« Quelque part en Afghanistan ou ailleurs ». C’est par cette indication contextuelle fortement porteuse de significations que débute le dernier opus d’Atiq Rahimi, lequel lui a valu l’attribution du Prix Goncourt fin 2008.
Les premières pages nous font pénétrer dans un univers oppressant mais cependant inspiré d’une réalité. En dépit du sujet terrible de cet ouvrage – la lutte désespérée, l’attente d’une femme qui veille son mari devenu paralytique à la suite d’un accident de guerre – le lecteur plonge in media res dans un univers de couleurs, de formes et de saveurs poétiques et symboliques. Le résultat de ce contraste est saisissant : si le sujet est incroyablement violent, le lecteur n’en est pas moins envoûté par la prose ciselée de l’auteur, les inclusions de pensée orientale, et plus encore peut-être par l’acuité d’un regard qui émerge du confluent de l’Orient et de l’Occident. Syngué Sabour, Pierre de patience, référence à la Pierre Noire de La Mecque, est un livre sombre certes, mais qui a tout d’une pièce d’orfèvrerie.
Des personnages sans nom. Comme tant d’autres qui demeureront anonymes. Des hommes qui se battent dans la ville. Qui tirent. Qui tuent. La vie qui n’est plus désormais cadencée que par les bombes et les prières. Et puis une femme. Elle égrène son chapelet en récitant les quatre-vingt dix-neuf noms du Seigneur au rythme de la respiration de son époux plongé dans le coma d’une balle dans la nuque. Son combat à elle, voilà des années qu’elle le mène. Pour survivre dans cette société d’hommes, où toute femme n’est par essence qu’un corps voué à donner du plaisir et engendrer la vie. Condamné au silence pour éviter le déshonneur, voire même la mort, et n’y tenant plus, ce corps de femme va peu à peu tenter de libérer son esprit. Envers et contre tout, dans un formidable instinct de survie, elle va, pour la première et ultime fois, refuser ce silence qui l’étouffe depuis trop longtemps pour imposer à son mari sa propre aliénation. L’homme devient alors sa Syngué Sabour. En effet, la mythologie perse fait mention d’une « pierre de patience », matérialisée par la pierre de la Kaaba . Qui le désire peut lui confier ses souffrances, mais également ses plus inavouables secrets. Telle une éponge, la pierre absorbe, absorbe… jusqu’à exploser. A ce moment-là, c’est la délivrance. Alors, le couple entre malgré Lui dans une dialectique presque hegelienne…
La femme jouit désormais – et pour la première fois peut-être – à travers son discours résolument iconoclaste mais hurlant aussi sa douleur et le caractère abject des hommes, d’un pouvoir. Il n’est homme, il n’est puissant, que parce qu’elle est femme. Cette prise de conscience effective, la Liberté peut alors émerger. Désormais, elle réalise qu’elle a aussi un pouvoir sur lui, qu’il dépend d’elle d’une certaine façon, en ce qu’elle est nécessaire à sa survie et au maintien de sa condition. Elle va alors se livrer, intimement, et dévoiler l’inavouable. Cela dit, ses révélations sont dénuées de toute perversion ; elle ne souhaite nullement lui faire à son tour éprouver la même douleur ; tout ce qui lui importe, c’est sa libération ultime à elle et elle seule. Cette libération surviendra enfin, terrible et brutale. Mais n’était-ce pas finalement la seule voie possible ?

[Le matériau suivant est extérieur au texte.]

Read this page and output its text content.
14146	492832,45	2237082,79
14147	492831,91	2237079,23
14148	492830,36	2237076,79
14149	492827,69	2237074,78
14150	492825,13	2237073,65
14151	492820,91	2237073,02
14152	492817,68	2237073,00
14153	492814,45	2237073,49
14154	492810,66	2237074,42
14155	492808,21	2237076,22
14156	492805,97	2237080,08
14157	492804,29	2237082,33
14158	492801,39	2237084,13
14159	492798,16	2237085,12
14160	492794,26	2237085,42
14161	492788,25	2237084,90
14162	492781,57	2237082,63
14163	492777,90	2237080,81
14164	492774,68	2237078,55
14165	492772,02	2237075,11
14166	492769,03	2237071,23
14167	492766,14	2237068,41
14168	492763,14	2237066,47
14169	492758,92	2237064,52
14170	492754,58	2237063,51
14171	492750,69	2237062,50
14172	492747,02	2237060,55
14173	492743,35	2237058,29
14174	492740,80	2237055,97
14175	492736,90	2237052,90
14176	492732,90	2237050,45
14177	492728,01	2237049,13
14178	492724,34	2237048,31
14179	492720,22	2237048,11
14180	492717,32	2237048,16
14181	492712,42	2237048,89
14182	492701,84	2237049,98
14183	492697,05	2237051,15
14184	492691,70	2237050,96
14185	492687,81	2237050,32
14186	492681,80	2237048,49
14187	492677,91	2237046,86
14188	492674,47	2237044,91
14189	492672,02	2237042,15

Au terme de cet ouvrage, plusieurs interprétations sont bien entendu envisageables. Syngue Sabour expose peut-être une impossible tentation de l’Infini, notamment à travers l’opposition centrale entre le physique, le corps, et l’immatériel : cette délivrance tant désirée. La pensée qui nous est donnée à lire, notamment au travers des exemples empruntés aux récits orientaux, est certes déroutante mais également emplie de lucidité. Par sa prose toute en sobriété, phrases brèves et épurées, respiration tantôt soupirante, tantôt haletante, Atiq Rahimi laisse son texte prendre sens : en dépit de l’atrocité des faits mentionnés, l’auteur nous invite à porter sur le Monde un « regard poétique », distanciation qui ne saurait nous faire oublier de prendre mesure de l’inhumaine réalité.
Atiq Rahimi, Syngué sabour, pierre de patience, P.O.L, Paris 2008, 15euros.